Bennington County Open Arms helps him find a new home. As with other Afghan arrivals, the organization will also assist him in obtaining furniture and other household items.

Ali is currently focused on making a good living, so he can bring his wife and two teenage children to the US, still living in Pakistan, and he hasn’t seen them in 10 years.

He said his children, now aged 16 to 13, should be urged to speak to him on the phone. His relationship with his wife also became increasingly strained due to the passage of time and the distance between them.

“I am desperate to see my family,” he said. “The only thing I can do is work really hard, really hard to at least show the government, the country that… I can take care of my family.”

Mohammed and Mary Jean face the same pressure.

The couple are working to bring to the United States their two other children who were abandoned in Afghanistan.
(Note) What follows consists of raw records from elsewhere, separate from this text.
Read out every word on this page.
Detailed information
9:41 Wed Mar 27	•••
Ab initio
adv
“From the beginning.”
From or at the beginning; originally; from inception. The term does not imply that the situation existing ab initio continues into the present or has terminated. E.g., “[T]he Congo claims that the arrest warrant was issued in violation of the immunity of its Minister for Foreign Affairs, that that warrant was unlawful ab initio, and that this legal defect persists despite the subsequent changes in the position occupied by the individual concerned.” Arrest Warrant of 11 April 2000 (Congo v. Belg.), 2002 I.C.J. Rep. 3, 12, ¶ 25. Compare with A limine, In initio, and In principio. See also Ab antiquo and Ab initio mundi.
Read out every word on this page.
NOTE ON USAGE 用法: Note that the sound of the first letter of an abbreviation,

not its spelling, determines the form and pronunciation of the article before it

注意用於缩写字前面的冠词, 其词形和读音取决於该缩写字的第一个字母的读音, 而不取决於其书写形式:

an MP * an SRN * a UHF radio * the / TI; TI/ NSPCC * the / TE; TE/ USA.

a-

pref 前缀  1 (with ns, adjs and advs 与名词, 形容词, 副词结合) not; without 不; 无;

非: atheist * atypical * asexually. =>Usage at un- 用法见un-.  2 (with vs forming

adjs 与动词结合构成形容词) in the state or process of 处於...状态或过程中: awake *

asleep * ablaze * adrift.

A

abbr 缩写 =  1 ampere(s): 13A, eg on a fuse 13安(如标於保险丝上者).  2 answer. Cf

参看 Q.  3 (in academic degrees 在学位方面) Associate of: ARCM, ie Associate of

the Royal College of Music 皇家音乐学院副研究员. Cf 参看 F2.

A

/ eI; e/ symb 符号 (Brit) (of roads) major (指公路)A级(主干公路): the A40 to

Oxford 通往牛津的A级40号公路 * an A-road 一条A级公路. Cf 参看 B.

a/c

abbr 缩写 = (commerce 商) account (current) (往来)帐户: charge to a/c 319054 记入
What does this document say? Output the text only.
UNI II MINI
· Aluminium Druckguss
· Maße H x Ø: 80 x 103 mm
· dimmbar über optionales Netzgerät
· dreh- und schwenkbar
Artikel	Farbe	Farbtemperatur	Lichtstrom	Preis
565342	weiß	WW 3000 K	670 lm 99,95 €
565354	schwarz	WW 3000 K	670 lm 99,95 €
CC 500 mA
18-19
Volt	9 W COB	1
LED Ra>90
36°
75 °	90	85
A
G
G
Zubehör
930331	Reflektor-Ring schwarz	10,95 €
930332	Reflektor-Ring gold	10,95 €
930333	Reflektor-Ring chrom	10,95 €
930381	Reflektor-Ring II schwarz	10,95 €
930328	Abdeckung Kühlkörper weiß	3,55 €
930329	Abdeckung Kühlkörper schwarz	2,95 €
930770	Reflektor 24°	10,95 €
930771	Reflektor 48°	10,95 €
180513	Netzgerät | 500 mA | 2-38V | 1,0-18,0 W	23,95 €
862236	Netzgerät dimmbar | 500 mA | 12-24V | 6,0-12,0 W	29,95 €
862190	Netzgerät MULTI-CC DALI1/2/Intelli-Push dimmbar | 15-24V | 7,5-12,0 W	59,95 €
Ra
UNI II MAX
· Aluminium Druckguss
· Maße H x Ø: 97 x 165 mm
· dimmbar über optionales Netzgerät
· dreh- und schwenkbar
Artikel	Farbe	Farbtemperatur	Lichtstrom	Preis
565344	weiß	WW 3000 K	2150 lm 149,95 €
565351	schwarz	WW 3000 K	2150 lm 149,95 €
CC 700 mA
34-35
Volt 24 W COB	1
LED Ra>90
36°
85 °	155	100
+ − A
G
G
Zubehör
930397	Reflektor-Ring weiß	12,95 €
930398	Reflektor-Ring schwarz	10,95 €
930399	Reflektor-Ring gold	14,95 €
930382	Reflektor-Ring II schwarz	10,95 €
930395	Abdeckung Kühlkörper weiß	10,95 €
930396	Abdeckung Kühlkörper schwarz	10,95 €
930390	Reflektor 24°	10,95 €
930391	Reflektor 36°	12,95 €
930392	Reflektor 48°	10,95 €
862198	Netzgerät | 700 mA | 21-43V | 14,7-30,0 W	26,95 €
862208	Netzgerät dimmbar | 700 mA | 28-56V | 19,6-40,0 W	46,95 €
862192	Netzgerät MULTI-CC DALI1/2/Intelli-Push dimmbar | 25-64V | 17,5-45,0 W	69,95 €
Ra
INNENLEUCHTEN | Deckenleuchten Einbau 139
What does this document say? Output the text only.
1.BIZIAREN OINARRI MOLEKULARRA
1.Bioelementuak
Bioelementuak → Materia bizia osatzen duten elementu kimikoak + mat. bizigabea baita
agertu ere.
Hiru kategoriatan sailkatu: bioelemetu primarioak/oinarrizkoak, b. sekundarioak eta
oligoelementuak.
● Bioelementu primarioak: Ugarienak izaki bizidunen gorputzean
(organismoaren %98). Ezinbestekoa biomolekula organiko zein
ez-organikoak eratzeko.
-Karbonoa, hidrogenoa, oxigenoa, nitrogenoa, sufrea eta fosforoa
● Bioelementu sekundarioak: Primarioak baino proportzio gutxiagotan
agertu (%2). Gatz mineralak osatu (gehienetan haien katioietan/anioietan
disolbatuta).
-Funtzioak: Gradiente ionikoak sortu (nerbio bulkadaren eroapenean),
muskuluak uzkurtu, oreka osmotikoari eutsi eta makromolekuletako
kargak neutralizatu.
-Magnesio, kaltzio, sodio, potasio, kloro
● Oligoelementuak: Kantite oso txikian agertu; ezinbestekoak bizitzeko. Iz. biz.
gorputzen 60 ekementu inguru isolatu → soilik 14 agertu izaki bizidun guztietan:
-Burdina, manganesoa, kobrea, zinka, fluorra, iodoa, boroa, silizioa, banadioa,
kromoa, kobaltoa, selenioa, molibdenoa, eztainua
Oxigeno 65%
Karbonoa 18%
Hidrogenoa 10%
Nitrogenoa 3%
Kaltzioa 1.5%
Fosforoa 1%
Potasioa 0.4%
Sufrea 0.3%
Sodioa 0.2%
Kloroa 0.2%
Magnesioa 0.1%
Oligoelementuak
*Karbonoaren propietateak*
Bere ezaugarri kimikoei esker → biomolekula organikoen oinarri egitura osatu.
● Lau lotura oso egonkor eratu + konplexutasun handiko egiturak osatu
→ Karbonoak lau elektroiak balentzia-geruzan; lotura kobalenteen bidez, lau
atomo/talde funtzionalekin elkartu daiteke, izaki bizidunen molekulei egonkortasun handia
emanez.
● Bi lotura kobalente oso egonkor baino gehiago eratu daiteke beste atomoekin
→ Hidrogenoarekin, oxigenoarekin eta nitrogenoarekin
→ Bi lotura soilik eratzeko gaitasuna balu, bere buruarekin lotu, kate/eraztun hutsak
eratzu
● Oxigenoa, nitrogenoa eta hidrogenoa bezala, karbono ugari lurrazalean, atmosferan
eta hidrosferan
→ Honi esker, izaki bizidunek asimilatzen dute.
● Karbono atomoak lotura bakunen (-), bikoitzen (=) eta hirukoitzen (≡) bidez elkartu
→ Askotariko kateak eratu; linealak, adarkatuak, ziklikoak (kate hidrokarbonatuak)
As the family made their way to Kabul airport for a US-bound flight last year, the two boys were separated from their parents amid a crush of people trying to escape. They were able to safely return to their relatives.

Mary Jean talks about having an “empty space” inside her heart as she waits to be reunited with her children.

Muhammad said he has more freedoms to live in America, but he often finds his thoughts drifting away from his two sons, who are far from the ocean.

“Even when I work, my mind is still at home,” he said. “Once they come here, we will be much more stable and happier.”